EEN verhouding is een soort wiskundige metafoor, een analogie die wordt gebruikt om verschillende hoeveelheden van dezelfde maat te vergelijken. Je zou bijna elk type meting als een verhouding kunnen beschouwen, aangezien elke meting in de wereld een soort referentiepunt moet hebben. Dit feit alleen al maakt het meten door ratio een van de meest elementaire van alle vormen van kwantificering.
Maateenheden
Een verhouding vergelijkt twee dingen in dezelfde maateenheid. Het maakt niet uit wat die maateenheid is -- ponden, kubieke centimeters, gallons, newtonmeters -- het maakt alleen uit dat de twee in dezelfde eenheden worden gemeten. U kunt bijvoorbeeld 1 deel brandstof niet vergelijken met 14 delen lucht als u brandstof meet in ponden en lucht in kubieke voet.
Manieren van expressie
U kunt een verhouding in verhalende vorm of in symbolische wiskundige notatie uitdrukken. Je kunt de verhouding uitdrukken als "de verhouding van A tot B", "A is tot B", "A: B" of het quotiënt van A gedeeld door B. U kunt bijvoorbeeld een verhouding van 1 tot 4 uitdrukken als 1:4 of 0,25 (1 gedeeld door 4).
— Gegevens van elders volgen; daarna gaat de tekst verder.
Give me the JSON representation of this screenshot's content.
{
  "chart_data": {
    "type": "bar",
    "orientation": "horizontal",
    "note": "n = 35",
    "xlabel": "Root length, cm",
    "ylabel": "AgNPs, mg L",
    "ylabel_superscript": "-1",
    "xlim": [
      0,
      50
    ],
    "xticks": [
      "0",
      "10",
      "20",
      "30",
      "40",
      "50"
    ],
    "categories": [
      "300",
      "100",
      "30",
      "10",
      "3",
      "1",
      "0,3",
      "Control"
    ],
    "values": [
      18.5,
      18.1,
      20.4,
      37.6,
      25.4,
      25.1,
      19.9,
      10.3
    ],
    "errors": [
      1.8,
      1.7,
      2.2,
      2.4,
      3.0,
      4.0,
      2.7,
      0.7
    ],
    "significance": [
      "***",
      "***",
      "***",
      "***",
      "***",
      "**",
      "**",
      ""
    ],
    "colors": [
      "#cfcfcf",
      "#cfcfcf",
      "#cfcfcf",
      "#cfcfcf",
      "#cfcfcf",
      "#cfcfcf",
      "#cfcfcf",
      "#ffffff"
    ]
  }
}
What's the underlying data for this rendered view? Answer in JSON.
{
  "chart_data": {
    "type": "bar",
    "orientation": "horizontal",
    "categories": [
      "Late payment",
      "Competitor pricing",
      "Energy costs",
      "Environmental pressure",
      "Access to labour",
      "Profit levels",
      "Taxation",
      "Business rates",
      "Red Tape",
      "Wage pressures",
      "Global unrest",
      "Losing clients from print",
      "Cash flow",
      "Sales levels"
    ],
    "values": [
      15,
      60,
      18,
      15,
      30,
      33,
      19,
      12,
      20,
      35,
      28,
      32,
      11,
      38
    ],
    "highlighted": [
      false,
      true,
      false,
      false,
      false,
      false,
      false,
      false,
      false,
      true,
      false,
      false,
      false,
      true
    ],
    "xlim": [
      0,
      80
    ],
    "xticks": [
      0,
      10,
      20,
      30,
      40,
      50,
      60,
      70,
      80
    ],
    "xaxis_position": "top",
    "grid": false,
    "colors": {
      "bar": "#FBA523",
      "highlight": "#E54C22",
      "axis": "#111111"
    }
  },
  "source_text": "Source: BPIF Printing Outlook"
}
Gelijkheid van Verhoudingen
U kunt verhoudingen gebruiken als directe analogieën om het ene ding met het andere te vergelijken, door het te noteren met een "="-teken of verbaal. U kunt bijvoorbeeld zeggen "A is tot B zoals C is tot D", of u kunt zeggen: "A: B = C: D." In dit geval zijn A en D de "extremen" en B en C worden de "middelen" genoemd. U kunt bijvoorbeeld zeggen: "1 is tot 4 zoals 3 is tot 12", of u kunt zeggen "1:4 = 3:12."
Verhoudingen als breuken
In de praktijk werken verhoudingen ongeveer als breuken. Je kunt de dubbele punt vervangen door een deelteken en toch op hetzelfde resultaat uitkomen. Net als in het vorige voorbeeld komen 1/4 (1 gedeeld door 4) en 3/12 (3 gedeeld door 12) beide uit op 0,25. Dit komt overeen met de laatste manier van uitdrukken. Dus elke verhouding kan worden uitgedrukt als A gedeeld door B.
Vervolg verhoudingen
Elke reeks van drie of meer verhoudingen kan aan elkaar rijgen om een doorlopende of seriële verhouding te creëren. Als voorbeeld: "1 is tot 4 als 3 is tot 12 als 4 is tot 16" en "1:4 = 3:12 = 4:16" zijn beide doorlopende verhoudingen. Als je ze uitdrukt als decimale cijfers (door het eerste getal te delen door het tweede in elke verhouding), zie je inderdaad dat 0,25 = 0,25 = 0,25.